We’re already talking to our machines today, with Siri and other robot helpers; they are becoming more numerous, not less, and as we become more comfortable with them, we’ll think less and less about what’s missing. I foresee a day soon when we turn on the evening news and the broadcaster is not a human but a computer generated representation of one. Perhaps we can each select the avatar of our choice. Will we have lost something every time that one side of a formerly human encounter is replaced with a computer? I think so.

As Podolny said in the Times, “The next evolutionary step always seems logical… We rarely step back to reflect on whether, ultimately, we’re giving up more than we’re getting.”

And by the way, in case you're wondering, this blog is still being produced by a human. If that changes, I'll let you know.

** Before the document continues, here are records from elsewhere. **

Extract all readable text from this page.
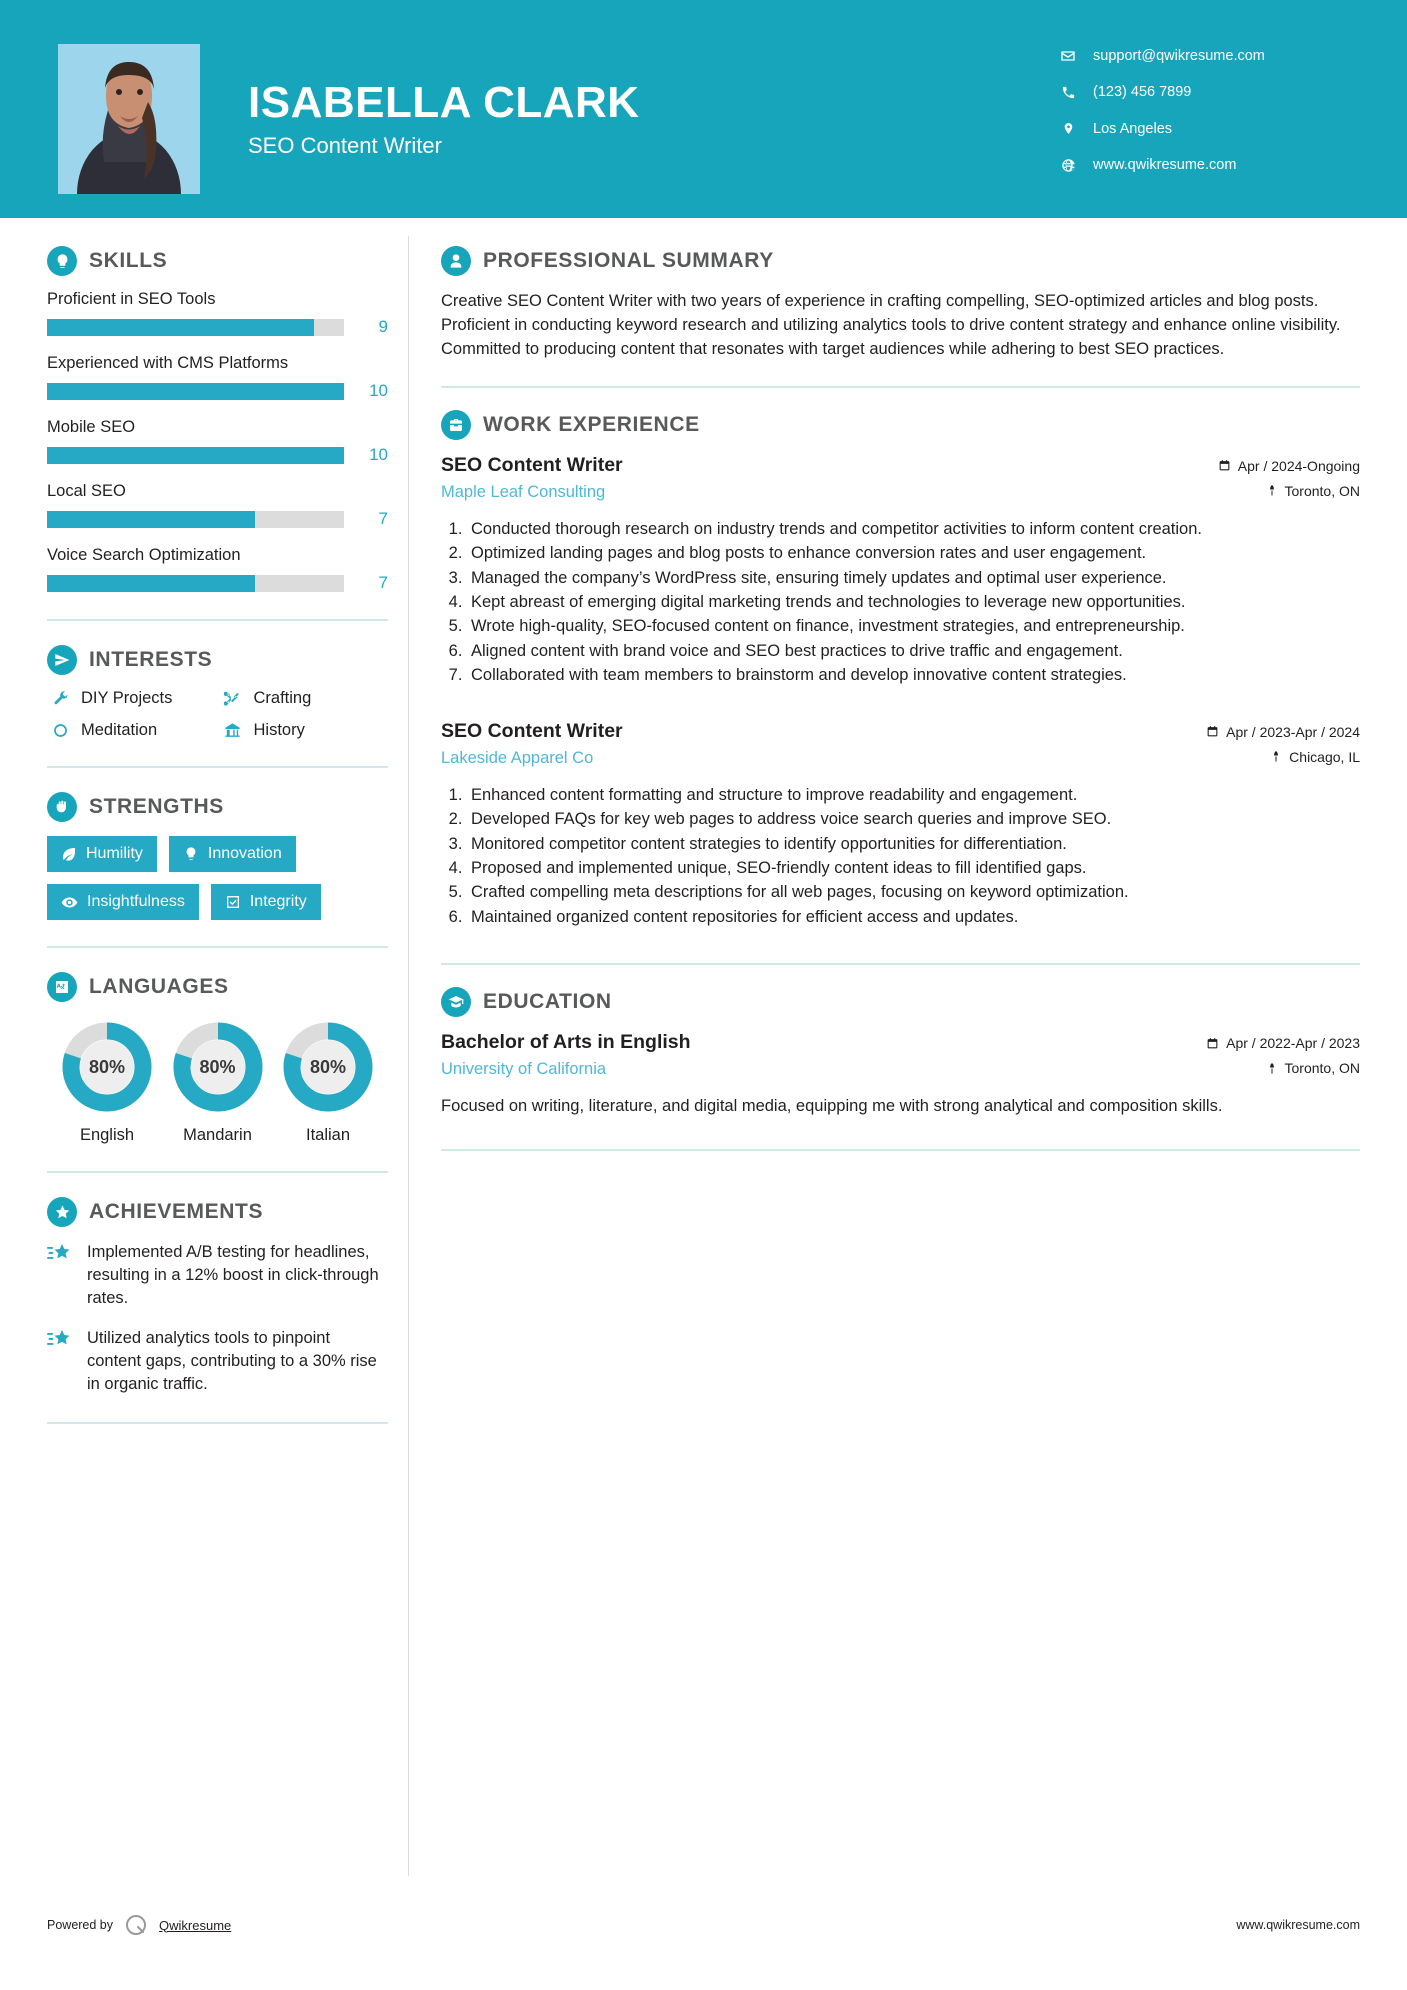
ISABELLA CLARK
SEO Content Writer
support@qwikresume.com
(123) 456 7899
Los Angeles
www.qwikresume.com
SKILLS
Proficient in SEO Tools
9
Experienced with CMS Platforms
10
Mobile SEO
10
Local SEO
7
Voice Search Optimization
7
INTERESTS
DIY Projects	Crafting
Meditation	History
STRENGTHS
Humility	Innovation
Insightfulness	Integrity
LANGUAGES
80%
English
80%
Mandarin
80%
Italian
ACHIEVEMENTS
Implemented A/B testing for headlines, resulting in a 12% boost in click-through rates.
Utilized analytics tools to pinpoint content gaps, contributing to a 30% rise in organic traffic.
PROFESSIONAL SUMMARY
Creative SEO Content Writer with two years of experience in crafting compelling, SEO-optimized articles and blog posts. Proficient in conducting keyword research and utilizing analytics tools to drive content strategy and enhance online visibility. Committed to producing content that resonates with target audiences while adhering to best SEO practices.
WORK EXPERIENCE
SEO Content Writer
Maple Leaf Consulting
Apr / 2024-Ongoing
Toronto, ON
1. Conducted thorough research on industry trends and competitor activities to inform content creation.
2. Optimized landing pages and blog posts to enhance conversion rates and user engagement.
3. Managed the company’s WordPress site, ensuring timely updates and optimal user experience.
4. Kept abreast of emerging digital marketing trends and technologies to leverage new opportunities.
5. Wrote high-quality, SEO-focused content on finance, investment strategies, and entrepreneurship.
6. Aligned content with brand voice and SEO best practices to drive traffic and engagement.
7. Collaborated with team members to brainstorm and develop innovative content strategies.
SEO Content Writer
Lakeside Apparel Co
Apr / 2023-Apr / 2024
Chicago, IL
1. Enhanced content formatting and structure to improve readability and engagement.
2. Developed FAQs for key web pages to address voice search queries and improve SEO.
3. Monitored competitor content strategies to identify opportunities for differentiation.
4. Proposed and implemented unique, SEO-friendly content ideas to fill identified gaps.
5. Crafted compelling meta descriptions for all web pages, focusing on keyword optimization.
6. Maintained organized content repositories for efficient access and updates.
EDUCATION
Bachelor of Arts in English
University of California
Apr / 2022-Apr / 2023
Toronto, ON
Focused on writing, literature, and digital media, equipping me with strong analytical and composition skills.
Powered by	Qwikresume	www.qwikresume.com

----------------------------------------------------------------------------------------------
The Times also produced an online quiz, asking you to distinguish human from computer text. Try it and see how you do.


2 comments:

David D said...

Formulaic writing has been part of our culture for years. Jackie Collins and the Hardy Boys and Zane Gray and any pulp or romance fiction you can think of was mostly a smart programmer's construction and recycling of descriptions and plots. Cheap porn is particularly notorious for just providing pre-programmed plot material in between the pre-programmed hot stuff. Anyone who knows baseball or grew up with TV weathermen can look at a box score or a map with an occluded front and read what's there. Why not let computers spit out the daily, workmanlike doses of informative prose to tell the simple tales, and leave the important work to the artists. Anyone who wants to read the real deal will go to stories such as John Updike's "Hub Fans Bid Kid Adieu." No computer wrote that.

Nick P. said...

Your premise is that human to human communication is always better than machine to human communication. In certain areas this is true but I don't believe it's always true. As a daily reader of a printed newspaper (which I realize gives my age away making me from roughly the Paleozoic era), I have read many articles that are very poorly written. Not only to they sometimes report data incorrectly, but often offer no insight beyond the surface information. I don't know if machines can do that yet (I suspect they can), but give it some time and I'm pretty certain they will. Ultimately, you have to make a judgment on which way is best but it's probably a little too soon to do that yet.